In the ad, Senator McCain
laughably blames Sen. Obama for high gas
prices. However, McCain himself said
recently that "our dangerous dependence on
foreign oil has been thirty years in the
making, and was caused by the failure of
politicians in Washington." As someone
who's been in Washington for 26 years, it is
outrageous that Senator McCain would not
acknowledge his failures to support renewable
energy to reduce our dependence on foreign
oil.
Senator McCain has repeatedly
called for a positive and respectful campaign,
but he has already broken this promise to the
American people. In addition to his
negative television ads, Senator McCain has
released fear-mongering internet ads that
attempt to link Senator Obama to controversial
foreign leaders.
"John McCain is
playing straight out of Karl Rove's playbook of
fear mongering, attack ads, and smears," said
Scott Brennan, Chairman of the Iowa Democratic
Party. "John McCain and Iowa Republicans
are not speaking to the issues that Iowans care
about, and instead are resorting to the same
negative and divisive politics that have lead
to Republicans' defeats in Iowa."
You
can view the internet ads here
and here.
McCain Put "Steve Schmidt, A Protégé Of Karl Rove, In Charge Of Day-To-Day Operations." The Detroit Free Press reported: "John McCain is restructuring his presidential campaign for the second time in a year, diminishing the duties of campaign manager Rick Davis and putting Steve Schmidt, a protege of Karl Rove, in charge of day-to-day operations." [Detroit Free Press, 7/6/08]

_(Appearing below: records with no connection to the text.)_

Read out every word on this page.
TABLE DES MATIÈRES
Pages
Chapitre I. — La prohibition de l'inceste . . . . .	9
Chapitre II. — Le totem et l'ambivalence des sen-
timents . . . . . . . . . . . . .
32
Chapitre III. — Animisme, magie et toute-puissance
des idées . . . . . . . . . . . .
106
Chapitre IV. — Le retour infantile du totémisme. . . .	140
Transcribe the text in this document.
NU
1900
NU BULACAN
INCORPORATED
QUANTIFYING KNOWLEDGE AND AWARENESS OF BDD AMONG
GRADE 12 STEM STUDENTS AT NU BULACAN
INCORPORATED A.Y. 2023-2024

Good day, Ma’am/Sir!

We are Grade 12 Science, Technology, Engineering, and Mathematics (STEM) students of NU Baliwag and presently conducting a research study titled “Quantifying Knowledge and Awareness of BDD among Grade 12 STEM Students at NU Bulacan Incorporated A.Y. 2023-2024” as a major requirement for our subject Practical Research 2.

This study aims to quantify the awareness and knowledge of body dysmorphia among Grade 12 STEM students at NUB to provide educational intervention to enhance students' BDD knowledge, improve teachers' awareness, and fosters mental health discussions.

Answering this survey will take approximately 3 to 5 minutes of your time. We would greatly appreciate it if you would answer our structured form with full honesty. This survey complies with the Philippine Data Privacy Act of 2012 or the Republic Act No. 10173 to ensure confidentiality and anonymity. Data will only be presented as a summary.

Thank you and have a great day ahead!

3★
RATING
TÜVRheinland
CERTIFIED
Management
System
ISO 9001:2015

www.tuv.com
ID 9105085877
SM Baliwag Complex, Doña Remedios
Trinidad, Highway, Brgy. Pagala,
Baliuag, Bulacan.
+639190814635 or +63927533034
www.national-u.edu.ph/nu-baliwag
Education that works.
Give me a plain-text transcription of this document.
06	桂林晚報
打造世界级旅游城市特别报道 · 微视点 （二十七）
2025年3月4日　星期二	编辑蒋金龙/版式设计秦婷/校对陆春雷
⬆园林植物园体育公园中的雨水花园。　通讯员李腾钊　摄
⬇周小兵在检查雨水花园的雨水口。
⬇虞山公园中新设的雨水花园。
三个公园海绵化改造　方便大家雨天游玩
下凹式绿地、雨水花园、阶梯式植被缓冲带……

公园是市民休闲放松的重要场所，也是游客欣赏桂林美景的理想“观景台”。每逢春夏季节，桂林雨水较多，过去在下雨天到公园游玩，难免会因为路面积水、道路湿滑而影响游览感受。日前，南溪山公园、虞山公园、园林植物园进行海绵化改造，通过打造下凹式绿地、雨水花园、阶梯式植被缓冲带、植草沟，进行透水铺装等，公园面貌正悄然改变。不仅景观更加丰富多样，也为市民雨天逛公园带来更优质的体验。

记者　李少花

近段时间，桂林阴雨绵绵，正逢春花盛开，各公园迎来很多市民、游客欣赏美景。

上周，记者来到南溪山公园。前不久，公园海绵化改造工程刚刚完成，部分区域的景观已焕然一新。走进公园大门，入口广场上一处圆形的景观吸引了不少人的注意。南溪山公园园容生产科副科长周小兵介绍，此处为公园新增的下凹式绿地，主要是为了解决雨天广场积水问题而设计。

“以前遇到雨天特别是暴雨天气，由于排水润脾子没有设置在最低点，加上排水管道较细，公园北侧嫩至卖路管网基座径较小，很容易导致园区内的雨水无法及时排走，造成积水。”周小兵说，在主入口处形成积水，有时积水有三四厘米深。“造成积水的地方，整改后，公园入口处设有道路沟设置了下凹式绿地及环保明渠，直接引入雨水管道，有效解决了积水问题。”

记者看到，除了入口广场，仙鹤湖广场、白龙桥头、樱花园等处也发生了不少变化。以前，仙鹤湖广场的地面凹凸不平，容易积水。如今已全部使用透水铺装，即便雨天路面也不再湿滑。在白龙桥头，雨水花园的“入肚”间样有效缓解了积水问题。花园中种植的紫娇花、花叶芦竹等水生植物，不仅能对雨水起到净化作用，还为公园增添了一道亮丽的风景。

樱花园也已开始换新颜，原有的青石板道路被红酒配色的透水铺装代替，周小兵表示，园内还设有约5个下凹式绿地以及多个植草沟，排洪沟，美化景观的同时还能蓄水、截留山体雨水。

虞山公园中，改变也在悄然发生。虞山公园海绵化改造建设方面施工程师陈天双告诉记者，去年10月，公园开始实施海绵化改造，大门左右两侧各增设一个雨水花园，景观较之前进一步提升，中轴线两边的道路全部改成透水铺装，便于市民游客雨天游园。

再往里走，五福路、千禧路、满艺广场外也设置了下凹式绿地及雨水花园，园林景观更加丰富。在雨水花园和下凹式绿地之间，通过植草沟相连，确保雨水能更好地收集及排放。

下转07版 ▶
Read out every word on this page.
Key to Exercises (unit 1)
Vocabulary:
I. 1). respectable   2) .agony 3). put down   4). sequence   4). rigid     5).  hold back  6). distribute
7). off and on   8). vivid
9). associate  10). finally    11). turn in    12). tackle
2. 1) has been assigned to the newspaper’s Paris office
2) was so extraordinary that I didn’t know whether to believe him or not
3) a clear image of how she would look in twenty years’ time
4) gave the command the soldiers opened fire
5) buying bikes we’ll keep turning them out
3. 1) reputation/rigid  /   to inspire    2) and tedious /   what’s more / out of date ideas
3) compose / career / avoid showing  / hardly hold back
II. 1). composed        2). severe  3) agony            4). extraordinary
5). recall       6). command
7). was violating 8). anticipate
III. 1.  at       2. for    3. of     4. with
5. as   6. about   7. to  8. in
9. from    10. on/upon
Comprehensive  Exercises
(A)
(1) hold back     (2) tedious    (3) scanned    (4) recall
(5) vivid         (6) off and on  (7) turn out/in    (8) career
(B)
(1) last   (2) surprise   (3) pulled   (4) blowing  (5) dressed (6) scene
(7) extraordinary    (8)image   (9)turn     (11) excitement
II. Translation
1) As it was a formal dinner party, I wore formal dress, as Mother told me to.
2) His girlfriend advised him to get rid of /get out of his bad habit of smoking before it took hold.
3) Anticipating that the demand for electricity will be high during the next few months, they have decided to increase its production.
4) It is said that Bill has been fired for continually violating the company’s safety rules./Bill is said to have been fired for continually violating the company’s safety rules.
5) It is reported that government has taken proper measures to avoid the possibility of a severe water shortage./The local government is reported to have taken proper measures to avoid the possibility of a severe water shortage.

There Has Been Increasing Influence From Veterans Of Rove's Shop In The McCain Operation. The Star Tribune reported: "The move is the latest sign of increasing influence of veterans of Rove's shop in the McCain operation. Nicolle Wallace, who was communications director for Bush in the 2004 campaign (and in his White House) has joined the campaign as a senior adviser, and will travel with McCain every other week. Greg Jenkins, another veteran of Rove's operation who is a former Fox News producer and director of presidential advance in the Bush White House, was hired by Schmidt last week after a series of what McCain's advisers acknowledged were poorly executed campaign events." [Minneapolis Star Tribune, 7/2/08]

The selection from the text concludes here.